At present, Spotlight and DT do not interact. In the future, they will. But they really don’t do the same thing.

taharvey :

I do agree in the hope of Spotlight improvements by Apple (though sometimes Apple deceives me because of it’s “minimalistic” approach) and in the hope of DTP interaction with Spotlight.

About the discussion of the inconsistency of having two trees of data, one in Finder and one in DTP, you must remember that you can use DT as an index of files (txt, pdf, webarchives… ) and use it as a tool for analysing data and text. As it is just an index, you can still use Spotlight for searching (or Quicksilver), but knowing that the algorithms of DT are very useful in scienfiphic research.

However, I do agree with the sensibility of your opinion: DTP design concept is sometimes too closed and oriented to and by legacy users. That means little openness to new ideas and concepts, as for example “tagging” (DT devs say that DT does tagging by folder nesting, I think it’s not the same thing), Spotlight (I think that a DT database should offer the option of being indexed by Spotlight or not), modern and stylish GUI (I think that a lot of the feature overlapping and confusion of the current DT is because of a not very clever GUI design -say, a 6 view browser is in the limit of usability-).

I hope that DT 2.0 is coming soon, with all these improvements. If there is a place for suggestions, I would hope to see a more transparent way to understand and use DT AI, for specific analysis problems. I should really orient DT as a text analysis tool, just kind a “photoshop for text”: it could be really give to option of create “plugins” to text and content analysis purposes.

Hi Bill,

Thanks for this impassioned defence of DT’s view of the world, which served as a refresher course in its use, too. But I didn’t understand this idea of selecting a word and clicking the option key: nothing seems to happen when I do this.


Tips on use is usually the point of my diatribes. :slight_smile:

Option clicking on a (single) selected word results in a drawer sliding out with a list of other documents that contain that term.

Works directly in plain or rich text documents or PDF documents.

For HTML or WebArchive documents it may be necessary to switch to Format > Edit Source, then select the word and Option-click.

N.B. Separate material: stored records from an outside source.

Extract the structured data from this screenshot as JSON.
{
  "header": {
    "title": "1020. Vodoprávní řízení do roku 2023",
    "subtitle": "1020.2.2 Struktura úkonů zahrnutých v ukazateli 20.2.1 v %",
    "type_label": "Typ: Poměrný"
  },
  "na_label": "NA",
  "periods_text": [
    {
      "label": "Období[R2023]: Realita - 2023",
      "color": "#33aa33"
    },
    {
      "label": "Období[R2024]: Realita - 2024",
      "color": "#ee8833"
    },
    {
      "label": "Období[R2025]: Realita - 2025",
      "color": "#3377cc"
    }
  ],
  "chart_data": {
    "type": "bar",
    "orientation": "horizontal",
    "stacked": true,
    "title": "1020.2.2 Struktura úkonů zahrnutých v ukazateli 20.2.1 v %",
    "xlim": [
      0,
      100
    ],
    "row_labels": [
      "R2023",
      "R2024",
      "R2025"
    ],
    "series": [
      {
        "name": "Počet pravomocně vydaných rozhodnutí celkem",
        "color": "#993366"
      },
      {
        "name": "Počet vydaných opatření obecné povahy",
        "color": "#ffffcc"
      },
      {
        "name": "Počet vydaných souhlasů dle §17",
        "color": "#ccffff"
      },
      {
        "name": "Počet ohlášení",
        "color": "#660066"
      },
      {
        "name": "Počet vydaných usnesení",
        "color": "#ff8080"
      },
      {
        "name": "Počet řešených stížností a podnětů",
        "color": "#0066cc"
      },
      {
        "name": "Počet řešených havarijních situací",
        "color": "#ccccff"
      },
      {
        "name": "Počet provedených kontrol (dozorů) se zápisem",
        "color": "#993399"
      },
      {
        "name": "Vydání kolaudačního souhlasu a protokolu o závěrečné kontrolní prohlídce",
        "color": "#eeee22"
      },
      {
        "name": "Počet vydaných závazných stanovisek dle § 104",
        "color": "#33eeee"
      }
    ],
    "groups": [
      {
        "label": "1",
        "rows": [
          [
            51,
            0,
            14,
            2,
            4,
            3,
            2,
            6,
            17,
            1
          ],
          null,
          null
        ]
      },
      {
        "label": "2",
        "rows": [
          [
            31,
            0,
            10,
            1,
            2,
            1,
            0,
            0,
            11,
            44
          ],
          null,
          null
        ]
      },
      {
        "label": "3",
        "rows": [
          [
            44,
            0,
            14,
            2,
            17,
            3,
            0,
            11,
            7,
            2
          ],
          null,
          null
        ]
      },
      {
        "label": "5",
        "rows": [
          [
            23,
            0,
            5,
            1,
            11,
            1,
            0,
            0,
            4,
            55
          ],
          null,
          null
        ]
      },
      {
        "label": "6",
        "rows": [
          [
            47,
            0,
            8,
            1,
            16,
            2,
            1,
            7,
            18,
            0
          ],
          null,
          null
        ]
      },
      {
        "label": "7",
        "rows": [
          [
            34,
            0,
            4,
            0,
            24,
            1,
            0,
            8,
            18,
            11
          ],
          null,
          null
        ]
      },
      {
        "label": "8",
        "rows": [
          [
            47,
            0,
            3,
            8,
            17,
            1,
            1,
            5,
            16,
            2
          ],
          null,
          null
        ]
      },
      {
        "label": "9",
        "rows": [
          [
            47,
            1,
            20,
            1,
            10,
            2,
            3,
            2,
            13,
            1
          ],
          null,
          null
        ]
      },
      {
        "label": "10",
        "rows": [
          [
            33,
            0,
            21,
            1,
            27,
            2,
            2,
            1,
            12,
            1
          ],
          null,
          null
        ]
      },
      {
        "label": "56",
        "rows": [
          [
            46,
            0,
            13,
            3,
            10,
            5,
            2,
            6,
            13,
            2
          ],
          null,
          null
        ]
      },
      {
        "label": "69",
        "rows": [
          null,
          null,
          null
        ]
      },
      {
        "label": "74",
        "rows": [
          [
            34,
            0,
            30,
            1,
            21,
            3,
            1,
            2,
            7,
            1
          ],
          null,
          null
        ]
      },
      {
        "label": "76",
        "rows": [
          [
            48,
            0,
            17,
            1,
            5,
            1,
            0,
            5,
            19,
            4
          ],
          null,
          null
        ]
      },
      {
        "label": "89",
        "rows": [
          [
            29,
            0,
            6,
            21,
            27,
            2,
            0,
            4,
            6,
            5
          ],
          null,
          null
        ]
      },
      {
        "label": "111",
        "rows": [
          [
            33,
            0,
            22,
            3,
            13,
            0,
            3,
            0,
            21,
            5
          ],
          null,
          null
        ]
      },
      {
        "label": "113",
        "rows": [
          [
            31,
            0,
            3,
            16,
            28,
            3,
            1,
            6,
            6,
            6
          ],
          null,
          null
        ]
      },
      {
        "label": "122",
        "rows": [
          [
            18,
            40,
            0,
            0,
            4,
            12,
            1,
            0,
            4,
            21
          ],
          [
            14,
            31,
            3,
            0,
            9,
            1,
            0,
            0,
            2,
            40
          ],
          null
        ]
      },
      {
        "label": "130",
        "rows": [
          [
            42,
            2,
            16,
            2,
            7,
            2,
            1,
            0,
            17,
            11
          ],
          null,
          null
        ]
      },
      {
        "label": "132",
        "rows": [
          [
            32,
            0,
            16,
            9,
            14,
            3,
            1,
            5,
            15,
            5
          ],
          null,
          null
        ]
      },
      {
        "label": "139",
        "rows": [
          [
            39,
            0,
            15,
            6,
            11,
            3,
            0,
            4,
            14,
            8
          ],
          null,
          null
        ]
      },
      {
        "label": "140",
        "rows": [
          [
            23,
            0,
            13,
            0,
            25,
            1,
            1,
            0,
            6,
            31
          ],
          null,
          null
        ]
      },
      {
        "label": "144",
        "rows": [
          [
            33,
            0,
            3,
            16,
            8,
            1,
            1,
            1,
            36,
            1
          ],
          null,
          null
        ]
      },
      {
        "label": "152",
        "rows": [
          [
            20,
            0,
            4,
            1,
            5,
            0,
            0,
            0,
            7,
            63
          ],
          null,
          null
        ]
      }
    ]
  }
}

After seeing the full demo of leopard, I come back to this discussion. With the improvements to spotlights searching, the greater wealth of meta-data available to the OS, and especially new quick view, the OS is providing the core functionality of DT in a better package that is OS wide, universal, supports a much broader set of file types, and has a better UI. To me the only major things missing are auto-classification, a safari archiver, and a hyperlinking notebook.

There are lots of notebook apps, so that is not a problem (in fact this way you can chose one that meets your needs). There are a few web archivers, though perhaps not well implemented. Leaving auto-classification, which would be really nice - but even with the current DT the auto-classification isn’t integrated with the OS save dialog, so it is of limited use (the whole point here is to save ideas, notes, articles fast… saving and then importing into Devon-Think undermines the whole concept).

Anyway. I’d like to use some of the features offered by DT, but I’m not going to give up a better universal system to get a few “nice to have features”. I’d really like to see DT do something really smart and integrated, leveraging the OS core functionality.

Which are precisely the features that I like about DT. Your understanding of the “core functionality of DT” seems to be somewhat different from mine.

You’re also forgetting an important detail. Leopard is not yet commercially available. DT is. While you’re waiting for “a better universal system,” I’m getting work done.